Benedetto Pietromarchi, talking from his studio in Capalbio tells us about his new artworks which will be on view at the Josh Lilley Gallery in London with an exhibition under the title of "Guardians". He is also participating to the group show "Back to Nature. Nelle mani della Natura" due to open at Parco di Villa Borghese, Rome, April 22, 2020.
by Mara Sartore
February 20, 2020
Mara Sartore
Benedetto Pietromarchi

When we first met, five years ago, the sea and travel was the focus of your research, today you present “the Natural Garden of the Earth”, could you tell us about how your work and your research has evolved in recent years?

Five years ago I was still a wandering traveler, I had just returned from a long boat trip from Uruguay to Holland. The sea had entered my soul. From that experience many works came to life, which you have seen. After that a change took place: I returned to Italy with the intention of settling. Obviously my work was affected, and that also changed: it began to focus on the surrounding territory and its nature, the true protagonist of the areas of the Maremma. The birds, in particular, have captured my imagination,  they have always exerted a charm over me, as well as their numerous archetypal meanings, that I wanted to delve into.

The sculptures are figurative and minimally abstract, they represent symbols from ancient myths, can you tell us which ones you are most drawn to and explain where the need for this type of investigation comes from?

The need to go back to ancient mythology, unsurpassed in exploring the mysteries of the world and man, arises from the intention to give profound meaning to the creatures that I have always been enchanted by, in flight, between the earth and the sky. Between the immanent and the transcendent world. According to the mythology of the Baltic countries, the Hoopoe was considered capable of establishing contact between the realm of the living and that of the dead. While we know that a hooded hawk symbolises the states of constraint and subjection that prevent men with ingenuity from expressing themselves freely, as happens, for example, in countries where dictatorships govern. The exhibition is titled “Guardians” because I imagined a series of birds resting on an entrance arch to a garden. The garden represents the interior of man and explanatory and admonishing figures dwell on the threshold, symbols of man’s imperfection and incompleteness, but also of his virtues.

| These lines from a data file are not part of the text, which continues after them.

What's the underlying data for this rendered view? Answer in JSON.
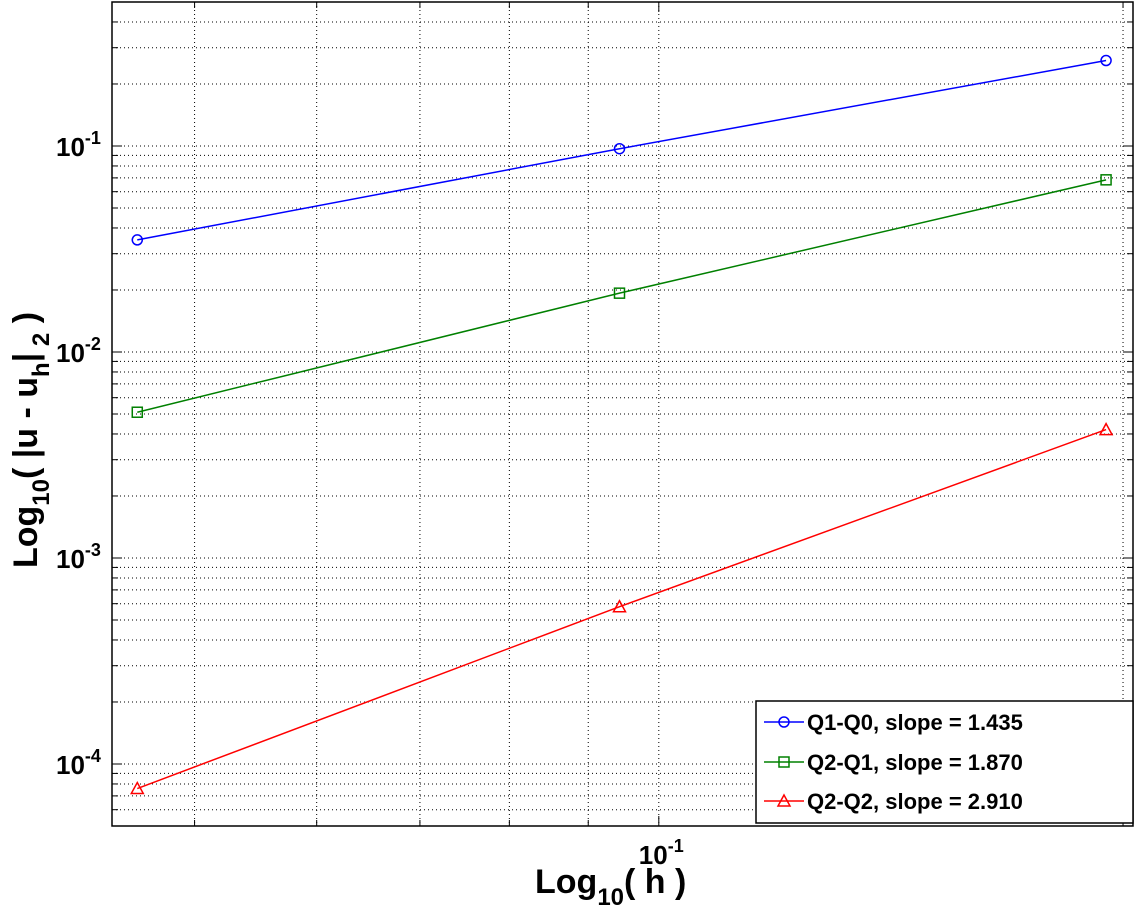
{
  "chart_data": {
    "type": "line",
    "scale": {
      "x": "log",
      "y": "log"
    },
    "xlim": [
      0.0442,
      0.203
    ],
    "ylim": [
      5e-05,
      0.5
    ],
    "grid": true,
    "legend_position": "bottom-right",
    "xlabel": {
      "main": "Log",
      "sub": "10",
      "rest": "( h )"
    },
    "ylabel": {
      "main": "Log",
      "sub": "10",
      "mid": "( |u - u",
      "sub2": "h",
      "mid2": "|",
      "sub3": " 2",
      "rest": " )"
    },
    "x_ticks": [
      {
        "value": 0.1,
        "base": "10",
        "exp": "-1"
      }
    ],
    "y_ticks": [
      {
        "value": 0.0001,
        "base": "10",
        "exp": "-4"
      },
      {
        "value": 0.001,
        "base": "10",
        "exp": "-3"
      },
      {
        "value": 0.01,
        "base": "10",
        "exp": "-2"
      },
      {
        "value": 0.1,
        "base": "10",
        "exp": "-1"
      }
    ],
    "series": [
      {
        "name": "Q1-Q0, slope = 1.435",
        "color": "#0000ff",
        "marker": "circle",
        "x": [
          0.0459,
          0.0943,
          0.195
        ],
        "y": [
          0.035,
          0.097,
          0.26
        ]
      },
      {
        "name": "Q2-Q1, slope = 1.870",
        "color": "#008000",
        "marker": "square",
        "x": [
          0.0459,
          0.0943,
          0.195
        ],
        "y": [
          0.0051,
          0.0193,
          0.0685
        ]
      },
      {
        "name": "Q2-Q2, slope = 2.910",
        "color": "#ff0000",
        "marker": "triangle",
        "x": [
          0.0459,
          0.0943,
          0.195
        ],
        "y": [
          7.6e-05,
          0.00058,
          0.0042
        ]
      }
    ]
  }
}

Courtesy of Benedetto Pietromarchi and Josh Lilley Gallery
Courtesy of Benedetto Pietromarchi and Josh Lilley Gallery

What’s next, after this exhibition?

The most imminent commitment in the pipeline is an exhibition at the end of April at the Carlo Bilotti Museum in Villa Borghese in Rome, the work I am preparing for this exhibition focuses on the theme of the Park itself, its trees torn up by bad weather and more generally on the negative effects that climate change has brought to this place. In November of this year there will be a solo exhibition at the gallery that represents me in Rome, Francesca Antonini.

For a few years now you have been organising an artist residence in Capalbio, can you tell us more about the Treeline residency, the experience to date and what you are preparing for 2021?

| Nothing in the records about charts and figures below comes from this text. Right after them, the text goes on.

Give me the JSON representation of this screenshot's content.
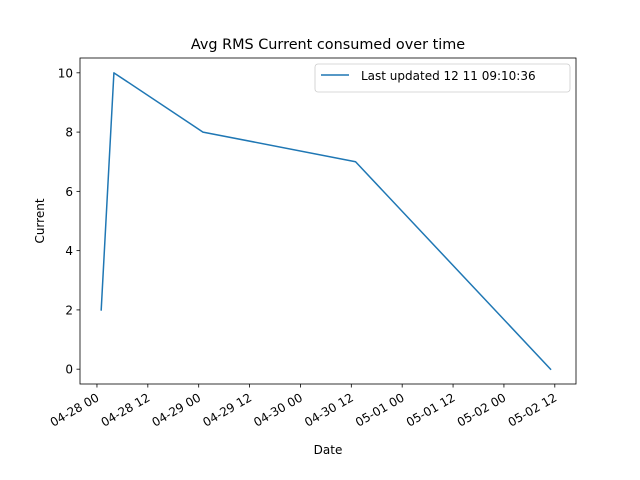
{
  "chart_data": {
    "type": "line",
    "title": "Avg RMS Current consumed over time",
    "xlabel": "Date",
    "ylabel": "Current",
    "x_axis_type": "date",
    "xlim": [
      "2018-04-27T20:00:00",
      "2018-05-02T17:00:00"
    ],
    "ylim": [
      -0.5,
      10.5
    ],
    "x_ticks": [
      {
        "value": "2018-04-28T00:00:00",
        "label": "04-28 00"
      },
      {
        "value": "2018-04-28T12:00:00",
        "label": "04-28 12"
      },
      {
        "value": "2018-04-29T00:00:00",
        "label": "04-29 00"
      },
      {
        "value": "2018-04-29T12:00:00",
        "label": "04-29 12"
      },
      {
        "value": "2018-04-30T00:00:00",
        "label": "04-30 00"
      },
      {
        "value": "2018-04-30T12:00:00",
        "label": "04-30 12"
      },
      {
        "value": "2018-05-01T00:00:00",
        "label": "05-01 00"
      },
      {
        "value": "2018-05-01T12:00:00",
        "label": "05-01 12"
      },
      {
        "value": "2018-05-02T00:00:00",
        "label": "05-02 00"
      },
      {
        "value": "2018-05-02T12:00:00",
        "label": "05-02 12"
      }
    ],
    "y_ticks": [
      0,
      2,
      4,
      6,
      8,
      10
    ],
    "grid": false,
    "legend_position": "top-right",
    "series": [
      {
        "name": "Last updated 12 11 09:10:36",
        "color": "#1f77b4",
        "points": [
          {
            "x": "2018-04-28T01:00:00",
            "y": 2
          },
          {
            "x": "2018-04-28T04:00:00",
            "y": 10
          },
          {
            "x": "2018-04-29T01:00:00",
            "y": 8
          },
          {
            "x": "2018-04-30T13:00:00",
            "y": 7
          },
          {
            "x": "2018-05-02T11:00:00",
            "y": 0
          }
        ]
      }
    ]
  }
}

The residency is an integral part of my job and, I must say, it brings great satisfaction. As I mentioned a little while ago, I returned to Maremma with the intention of working with and on the area and the artist’s residency gave me that opportunity. This area is therefore the subject of my gaze and that of other artists who, with their vision, testify and pay homage to this area of immense beauty. Regarding the next edition, I can only say that it will take place within the Parco dell’Uccellina, a protected area located between the sea and the hinterland and therefore interesting in many aspects.